Independents for Rockville, a nonpartisan group that has held a majority of City Council seats in Maryland's second largest city since 1972, last weekend turned down two incumbents and nominated a slate of novice council candidates to run in the Nov. 5 election.
Also, delegates to the party's conventional nominated council member John Tyner II to challenge incumbent Viola D. Hovsepian. Steven Van Grack, a Rockville lawyer and independent candidate, will also challenge Hovsepian.
Tyner, who has served four terms on the council, belongs to several civic groups and is past president of the Maryland Municipal League.
In endorsing four newcomers IFR turned down the reelection bids of council members Stephen N. Abrams and Peter R. Hartogensis. Abrams said that he will seek a fourth consecutive term on the council independently.
While none of the four council hopefuls has served as an elected official in Rockville, all have been active in civic groups and have served on city boards and commissions. They are:
Charles S. Carroccio Jr., 36, a member of Rockville's recreation and parks advisory board.
Carole T. Cohen, 33, president of the Twinbrook Citizens Association and a member of the city's housing authority and the Rockville Pike Advisory committee.
Patricia K. Lee, 48, a founder of the East Rockville Citizens Associatoin and a member of the Town Center Parking Committee.
Patrick L. Woodward, 36, president of the West End Citizens Association and a member of Rockville's Board of Appeals.
Nearly 500 of the 2,000 IFR members attended the convention, in one of the largest turnouts since the organization was founded 13 years ago, conventionn chairman Harvey Alter said.
As in the past, development has emerged as a major issue; several IFR candidates stressed the need for a more balanced approach between commercial development and neighborhood concerns.
"The next two or three years are crucial to the direction we all take," Tyner said. "We need to elect a team that has demonstrated a vision of a better Rockville developed to its full neighborhood potential, blending the best of the past with the hopes for the future."
IFR's 12-year domination of city government is being challenged by another party in the city, the Alliance of Rockville Citizens, which nominated a slate of three council candidates two weeks ago.
The platform of ARC, a coalition of civic groups, calls for preserving Rockville's neighborhoods. Several members contend that unchecked commercial development threatens the largely residential city, which is currently two-thirds housing and a third commercial.

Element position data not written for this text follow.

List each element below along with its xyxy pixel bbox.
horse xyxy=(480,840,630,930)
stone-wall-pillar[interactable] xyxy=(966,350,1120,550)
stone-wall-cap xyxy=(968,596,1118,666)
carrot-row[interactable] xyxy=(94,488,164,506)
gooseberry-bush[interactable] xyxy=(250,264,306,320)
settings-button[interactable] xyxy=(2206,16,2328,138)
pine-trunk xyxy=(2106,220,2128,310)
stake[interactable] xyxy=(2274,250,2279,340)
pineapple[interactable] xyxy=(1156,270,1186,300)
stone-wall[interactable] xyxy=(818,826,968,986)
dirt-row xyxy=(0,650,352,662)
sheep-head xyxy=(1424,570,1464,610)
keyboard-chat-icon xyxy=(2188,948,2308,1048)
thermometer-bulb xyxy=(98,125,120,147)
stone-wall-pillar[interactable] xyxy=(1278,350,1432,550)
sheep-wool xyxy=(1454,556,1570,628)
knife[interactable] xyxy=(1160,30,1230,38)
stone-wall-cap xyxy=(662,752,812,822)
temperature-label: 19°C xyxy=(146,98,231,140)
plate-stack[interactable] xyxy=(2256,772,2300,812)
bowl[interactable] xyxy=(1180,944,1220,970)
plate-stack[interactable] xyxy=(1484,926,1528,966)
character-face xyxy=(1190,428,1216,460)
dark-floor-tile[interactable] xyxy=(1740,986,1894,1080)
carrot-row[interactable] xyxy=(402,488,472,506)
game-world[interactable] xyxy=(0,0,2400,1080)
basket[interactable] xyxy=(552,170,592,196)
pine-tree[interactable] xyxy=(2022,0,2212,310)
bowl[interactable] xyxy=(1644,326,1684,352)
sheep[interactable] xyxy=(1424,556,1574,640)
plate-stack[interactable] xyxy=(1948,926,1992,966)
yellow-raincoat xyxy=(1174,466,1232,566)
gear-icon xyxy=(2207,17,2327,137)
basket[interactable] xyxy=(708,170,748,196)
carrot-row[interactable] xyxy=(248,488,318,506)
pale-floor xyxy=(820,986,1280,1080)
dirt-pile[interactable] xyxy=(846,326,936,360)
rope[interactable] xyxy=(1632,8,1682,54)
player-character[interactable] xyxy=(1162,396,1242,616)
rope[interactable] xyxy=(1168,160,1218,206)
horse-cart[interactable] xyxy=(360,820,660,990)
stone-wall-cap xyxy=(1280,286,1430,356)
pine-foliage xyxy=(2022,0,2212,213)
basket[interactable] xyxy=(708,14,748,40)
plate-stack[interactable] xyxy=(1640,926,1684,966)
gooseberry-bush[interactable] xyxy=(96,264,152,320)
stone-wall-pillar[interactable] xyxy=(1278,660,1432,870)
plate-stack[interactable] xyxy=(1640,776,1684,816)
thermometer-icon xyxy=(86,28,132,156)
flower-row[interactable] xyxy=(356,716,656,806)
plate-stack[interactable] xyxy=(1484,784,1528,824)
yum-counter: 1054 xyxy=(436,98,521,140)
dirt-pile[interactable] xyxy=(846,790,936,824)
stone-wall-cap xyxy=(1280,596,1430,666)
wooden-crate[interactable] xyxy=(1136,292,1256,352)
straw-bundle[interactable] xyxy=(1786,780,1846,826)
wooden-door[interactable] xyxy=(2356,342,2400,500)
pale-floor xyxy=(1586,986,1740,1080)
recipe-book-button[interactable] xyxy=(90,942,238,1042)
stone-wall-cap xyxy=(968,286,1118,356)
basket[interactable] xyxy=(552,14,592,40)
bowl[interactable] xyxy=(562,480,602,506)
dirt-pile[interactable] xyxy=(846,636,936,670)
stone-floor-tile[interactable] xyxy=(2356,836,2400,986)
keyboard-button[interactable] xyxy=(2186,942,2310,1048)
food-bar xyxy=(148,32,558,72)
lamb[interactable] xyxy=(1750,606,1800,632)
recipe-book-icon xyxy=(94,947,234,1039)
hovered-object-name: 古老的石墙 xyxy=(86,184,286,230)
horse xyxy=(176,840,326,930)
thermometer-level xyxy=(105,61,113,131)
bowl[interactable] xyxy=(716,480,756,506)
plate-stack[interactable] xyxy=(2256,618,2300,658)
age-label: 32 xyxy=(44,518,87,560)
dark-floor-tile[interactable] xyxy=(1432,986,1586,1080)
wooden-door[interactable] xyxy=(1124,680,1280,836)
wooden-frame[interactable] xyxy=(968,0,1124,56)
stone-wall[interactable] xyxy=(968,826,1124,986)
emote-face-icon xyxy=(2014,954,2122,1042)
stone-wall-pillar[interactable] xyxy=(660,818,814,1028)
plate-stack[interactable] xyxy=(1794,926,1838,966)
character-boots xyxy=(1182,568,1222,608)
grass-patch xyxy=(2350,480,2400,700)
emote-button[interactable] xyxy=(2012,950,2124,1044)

Members of the ARC slate are:
James Coyle, 42, a senior manager with the U.S. Fire Service Administration and a member of the Rockshire Civic Association.
Stephen H. Fisher, 31, a member of the Burgundy Knolls Civic Association and past president of the Rockville Civic Federation.
Al Mohorn, 46, a member of the West End Civic Association who is on the city housing authority.
Hovsepian, 62, Rockville's first woman mayor, has been endorsed by the ARC as its candidate for mayor. The wife of former Rockville mayor Dickran Y. Hovsepian, she was selected by the council last fall to replace John R. freeland, who resigned for person reasons.
Though endorsed by ARC as its fourth council candidate, incumbent Douglas M. Duncan, a former IFR member, said he is seeking reelection independent of either group.